Alakasız olacak ancak illuminati hakkında ne söylersiniz?
Şimdi illuminati, aslında arapça kökenli bir kelimedir.Herkes bunun latince olduğunu söyler ama, bu yanlıştır.Şöyle ki; “ilm-ü âti”dir onun aslı, yani “geleceğin ilmi”. Ancak Latinler, çok hırslı insanlar oldukları için bu ifadeyi çalarak kendilerine uydurmuşlardır. Özünde iyidir yani illuminati, sıkıntı yok.Arapça sonuçta.

Türk Sineması ve Yeşilçam hakkında ne söylersiniz?
Allah belalarını versin.

Ekonomi ve siyaset hakkında ne düşünüyorsunuz?
İyi.

Peki Necip Bey, Ayetullah mı Necip mi?
Sana hangisi lazım?

Bir Genç Adam olarak, en derin hüznünüz bir reddedilmişlik midir, yoksa boğazınızda düğümlenen bir soru mu?
Sorular önce boğazıma takıldı, sonra ben öyle olunca kendi kendimi reddettim. O da güzel, onu da bir deneyin derim ben.

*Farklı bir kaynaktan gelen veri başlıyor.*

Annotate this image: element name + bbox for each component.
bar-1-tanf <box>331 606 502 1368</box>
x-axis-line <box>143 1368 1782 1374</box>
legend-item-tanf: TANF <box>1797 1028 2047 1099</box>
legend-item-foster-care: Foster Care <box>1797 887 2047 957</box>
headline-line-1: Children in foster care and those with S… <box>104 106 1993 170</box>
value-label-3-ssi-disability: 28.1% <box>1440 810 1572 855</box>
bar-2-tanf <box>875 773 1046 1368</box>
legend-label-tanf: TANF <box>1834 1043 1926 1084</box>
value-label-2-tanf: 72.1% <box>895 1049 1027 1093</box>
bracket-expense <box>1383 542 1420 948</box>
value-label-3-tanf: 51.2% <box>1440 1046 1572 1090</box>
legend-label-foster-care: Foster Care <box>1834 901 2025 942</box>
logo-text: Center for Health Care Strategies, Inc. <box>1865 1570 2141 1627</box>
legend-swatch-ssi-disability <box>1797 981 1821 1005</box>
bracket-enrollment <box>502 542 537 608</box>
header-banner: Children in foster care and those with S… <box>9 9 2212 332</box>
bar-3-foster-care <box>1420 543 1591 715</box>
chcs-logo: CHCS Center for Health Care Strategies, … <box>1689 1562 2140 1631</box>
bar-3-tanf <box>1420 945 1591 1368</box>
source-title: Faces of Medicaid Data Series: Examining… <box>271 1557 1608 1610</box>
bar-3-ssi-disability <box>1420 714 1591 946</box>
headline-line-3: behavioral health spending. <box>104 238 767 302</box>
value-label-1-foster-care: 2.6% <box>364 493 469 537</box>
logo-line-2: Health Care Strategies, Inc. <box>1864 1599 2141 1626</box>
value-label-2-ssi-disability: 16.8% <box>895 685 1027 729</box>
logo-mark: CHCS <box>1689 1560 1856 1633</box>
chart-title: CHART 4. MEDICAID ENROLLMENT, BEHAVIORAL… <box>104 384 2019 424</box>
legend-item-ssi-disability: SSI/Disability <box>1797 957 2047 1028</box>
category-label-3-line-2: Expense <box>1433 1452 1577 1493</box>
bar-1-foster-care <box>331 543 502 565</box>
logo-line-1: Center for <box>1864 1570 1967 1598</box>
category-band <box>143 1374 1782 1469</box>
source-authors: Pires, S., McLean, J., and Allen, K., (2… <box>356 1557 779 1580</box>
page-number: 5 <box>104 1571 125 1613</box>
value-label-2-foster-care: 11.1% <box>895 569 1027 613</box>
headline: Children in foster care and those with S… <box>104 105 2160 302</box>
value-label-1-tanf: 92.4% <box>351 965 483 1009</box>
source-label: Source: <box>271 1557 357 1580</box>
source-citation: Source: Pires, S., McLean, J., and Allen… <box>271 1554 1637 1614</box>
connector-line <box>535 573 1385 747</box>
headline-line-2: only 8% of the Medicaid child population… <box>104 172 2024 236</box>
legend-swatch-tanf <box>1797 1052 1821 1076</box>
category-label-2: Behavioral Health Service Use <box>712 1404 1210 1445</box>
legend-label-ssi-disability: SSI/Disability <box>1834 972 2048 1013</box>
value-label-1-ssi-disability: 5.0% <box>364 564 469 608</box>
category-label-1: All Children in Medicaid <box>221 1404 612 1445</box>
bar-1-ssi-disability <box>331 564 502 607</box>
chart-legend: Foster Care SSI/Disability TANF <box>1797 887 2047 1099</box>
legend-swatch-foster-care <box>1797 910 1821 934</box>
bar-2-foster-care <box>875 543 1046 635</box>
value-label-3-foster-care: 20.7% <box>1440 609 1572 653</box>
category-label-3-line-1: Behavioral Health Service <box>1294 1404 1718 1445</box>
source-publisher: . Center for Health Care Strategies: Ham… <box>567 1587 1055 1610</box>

Blogumuzu takip ediyor musunuz?
Blogunuzu bazen takip ediyorum ama, yani.. Bi kaç eleman var orada, anladığım kadarıyla genç bunlar. Yani genç adamlar, evet benim çıkarırım böyle.

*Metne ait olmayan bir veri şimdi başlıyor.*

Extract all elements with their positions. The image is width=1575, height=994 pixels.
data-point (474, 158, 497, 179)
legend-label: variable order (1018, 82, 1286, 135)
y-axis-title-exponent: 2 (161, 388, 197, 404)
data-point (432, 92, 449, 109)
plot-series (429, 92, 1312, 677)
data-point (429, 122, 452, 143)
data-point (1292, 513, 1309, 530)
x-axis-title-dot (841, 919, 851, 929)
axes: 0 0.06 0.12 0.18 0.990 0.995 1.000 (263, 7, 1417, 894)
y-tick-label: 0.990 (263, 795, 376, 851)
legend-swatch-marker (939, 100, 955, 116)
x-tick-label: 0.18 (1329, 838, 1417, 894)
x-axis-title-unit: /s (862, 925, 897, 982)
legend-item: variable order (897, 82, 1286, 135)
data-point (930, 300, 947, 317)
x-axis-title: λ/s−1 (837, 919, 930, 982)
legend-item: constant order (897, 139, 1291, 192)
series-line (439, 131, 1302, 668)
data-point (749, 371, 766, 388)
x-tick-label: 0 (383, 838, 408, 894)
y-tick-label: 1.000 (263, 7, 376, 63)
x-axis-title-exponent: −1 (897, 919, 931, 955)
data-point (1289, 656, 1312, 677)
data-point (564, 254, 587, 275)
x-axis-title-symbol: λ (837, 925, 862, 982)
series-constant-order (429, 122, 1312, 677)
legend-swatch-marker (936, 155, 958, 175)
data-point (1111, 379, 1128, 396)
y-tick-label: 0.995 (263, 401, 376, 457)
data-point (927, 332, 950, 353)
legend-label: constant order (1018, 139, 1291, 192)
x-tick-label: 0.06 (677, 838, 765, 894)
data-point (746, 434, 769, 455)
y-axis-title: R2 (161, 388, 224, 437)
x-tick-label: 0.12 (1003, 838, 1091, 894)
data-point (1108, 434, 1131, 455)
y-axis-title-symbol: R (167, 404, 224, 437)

Okuyucularımıza önerileriniz nelerdir?
Okuyucularınız, okusunlar.Ve okumak, bir ağaç gibi tek ve hür ve bir orman gibi kardeşçesine.
Gençler de okusunlar ama fazla okumasınlar, sonuçta inşaat işindeyiz, çimento taşıyacak adama da ihtiyacım oluyor benim. Bu uyarımı dikkate alsınlar.